Mapping saved to /mnt/j/MusicBrainz/working/artist_mapping.json


## Verification

In [16]:
!head -n 20 /mnt/j/MusicBrainz/working/artist_mapping.json


{
  "fadeb38c-833f-40bc-9d8c-a6383b38b1be": "Доктор Сатана",
  "49add228-eac5-4de8-836c-d75cde7369c3": "Pete Moutso",
  "165a49a0-2b3b-4078-a3c1-905afdc07c0a": "Babyglock",
  "7b4a548e-a01a-49b7-82e7-b49efeb9732c": "Aric Leavitt",
  "60aca66f-e91a-4cb5-9308-b6e293cd833e": "Fonograff",
  "3e1bd546-d2a7-49cb-b38d-d70904a1d719": "Al Street",
  "df120895-f6c6-4a66-b9cf-73350f0beb61": "Love .45",
  "c14f8d3f-ee81-416f-800f-8eff7e77a2e1": "Sintellect",
  "b68a3969-319a-462f-942b-cd35581414fc": "Evie Tamala",
  "2c8ae2e0-3934-440e-81f5-2ec7fd0d7899": "Jean-Pierre Martin",
  "ac63d693-7b24-4258-a3db-09743b1b4269": "Deejay One",
  "4c4b7c6f-9285-4d6a-bc10-e5c9e08045f8": "wecamewithbrokenteeth",
  "055f435f-dba6-4156-9050-6ac41113e45f": "The Blackbelt Band",
  "ab1b631b-9896-4433-bef9-7868bf8a42f3": "Giant Tomo",
  "66de1369-f9eb-43cb-ae4f-88582a47a624": "Elvin Jones & Jimmy Garrison Sextet",
  "1fbb9556-b647-498a-a8ed-d3b5e8d7f85c": "Tobias Lorsbach",
  "e6895f6e-f636-4ff6-b406-f5ddaf6cb243": "

## Summary

This notebook has documented and executed the following preprocessing steps:
- Extraction of listen events from JSON Lines data.
- Filtering the MSID mapping file based on quality criteria.
- Canonicalizing the MBIDs and extracting artist information to form the user–artist matrix.

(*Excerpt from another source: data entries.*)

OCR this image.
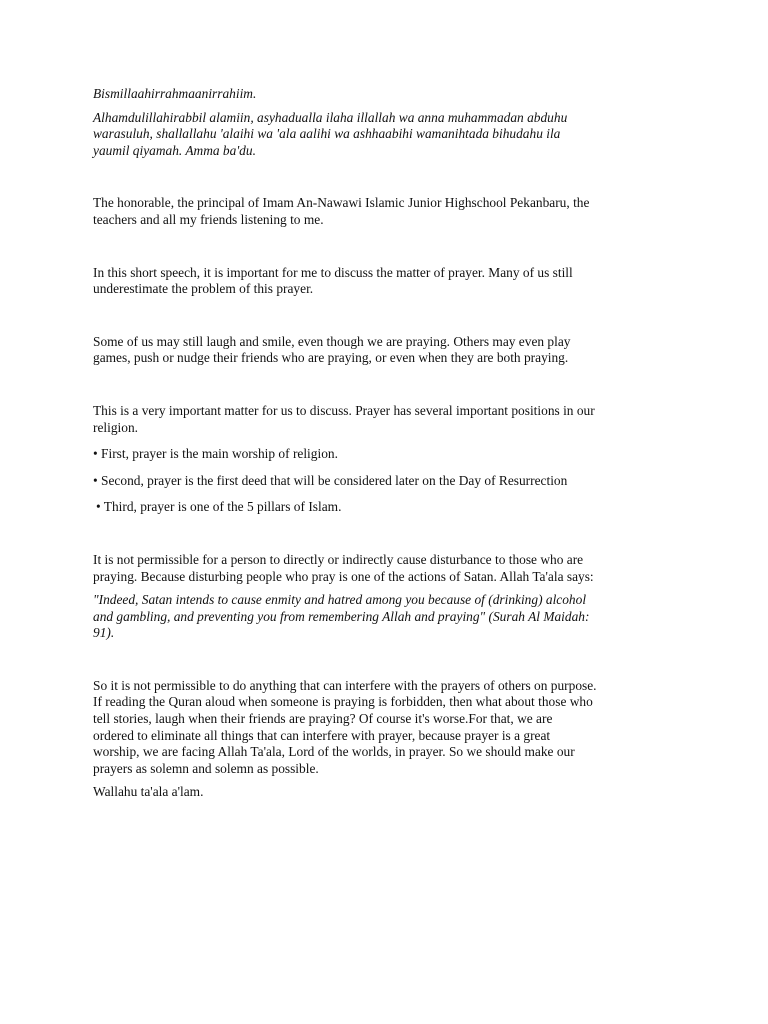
Bismillaahirrahmaanirrahiim.

Alhamdulillahirabbil alamiin, asyhadualla ilaha illallah wa anna muhammadan abduhu
warasuluh, shallallahu 'alaihi wa 'ala aalihi wa ashhaabihi wamanihtada bihudahu ila
yaumil qiyamah. Amma ba'du.

The honorable, the principal of Imam An-Nawawi Islamic Junior Highschool Pekanbaru, the
teachers and all my friends listening to me.

In this short speech, it is important for me to discuss the matter of prayer. Many of us still
underestimate the problem of this prayer.

Some of us may still laugh and smile, even though we are praying. Others may even play
games, push or nudge their friends who are praying, or even when they are both praying.

This is a very important matter for us to discuss. Prayer has several important positions in our
religion.

• First, prayer is the main worship of religion.

• Second, prayer is the first deed that will be considered later on the Day of Resurrection

• Third, prayer is one of the 5 pillars of Islam.

It is not permissible for a person to directly or indirectly cause disturbance to those who are
praying. Because disturbing people who pray is one of the actions of Satan. Allah Ta'ala says:

"Indeed, Satan intends to cause enmity and hatred among you because of (drinking) alcohol
and gambling, and preventing you from remembering Allah and praying" (Surah Al Maidah:
91).

So it is not permissible to do anything that can interfere with the prayers of others on purpose.
If reading the Quran aloud when someone is praying is forbidden, then what about those who
tell stories, laugh when their friends are praying? Of course it's worse.For that, we are
ordered to eliminate all things that can interfere with prayer, because prayer is a great
worship, we are facing Allah Ta'ala, Lord of the worlds, in prayer. So we should make our
prayers as solemn and solemn as possible.

Wallahu ta'ala a'lam.
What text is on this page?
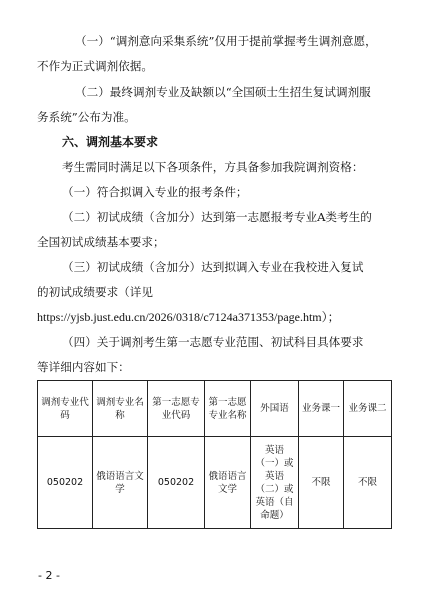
（一）“调剂意向采集系统”仅用于提前掌握考生调剂意愿，
不作为正式调剂依据。
（二）最终调剂专业及缺额以“全国硕士生招生复试调剂服
务系统”公布为准。
六、调剂基本要求
考生需同时满足以下各项条件，方具备参加我院调剂资格：
（一）符合拟调入专业的报考条件；
（二）初试成绩（含加分）达到第一志愿报考专业A类考生的
全国初试成绩基本要求；
（三）初试成绩（含加分）达到拟调入专业在我校进入复试
的初试成绩要求（详见
https://yjsb.just.edu.cn/2026/0318/c7124a371353/page.htm）；
（四）关于调剂考生第一志愿专业范围、初试科目具体要求
等详细内容如下：
调剂专业代码	调剂专业名称	第一志愿专业代码	第一志愿专业名称	外国语	业务课一	业务课二
050202	俄语语言文学	050202	俄语语言文学	英语（一）或英语（二）或英语（自命题）	不限	不限
- 2 -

These steps have been performed using modular scripts in the `src/preprocessing/` directory and are fully reproducible. Future steps will involve building the collaborative filtering model using the aggregated user–artist data.

Please refer to the final report for an in-depth discussion and analysis of the results.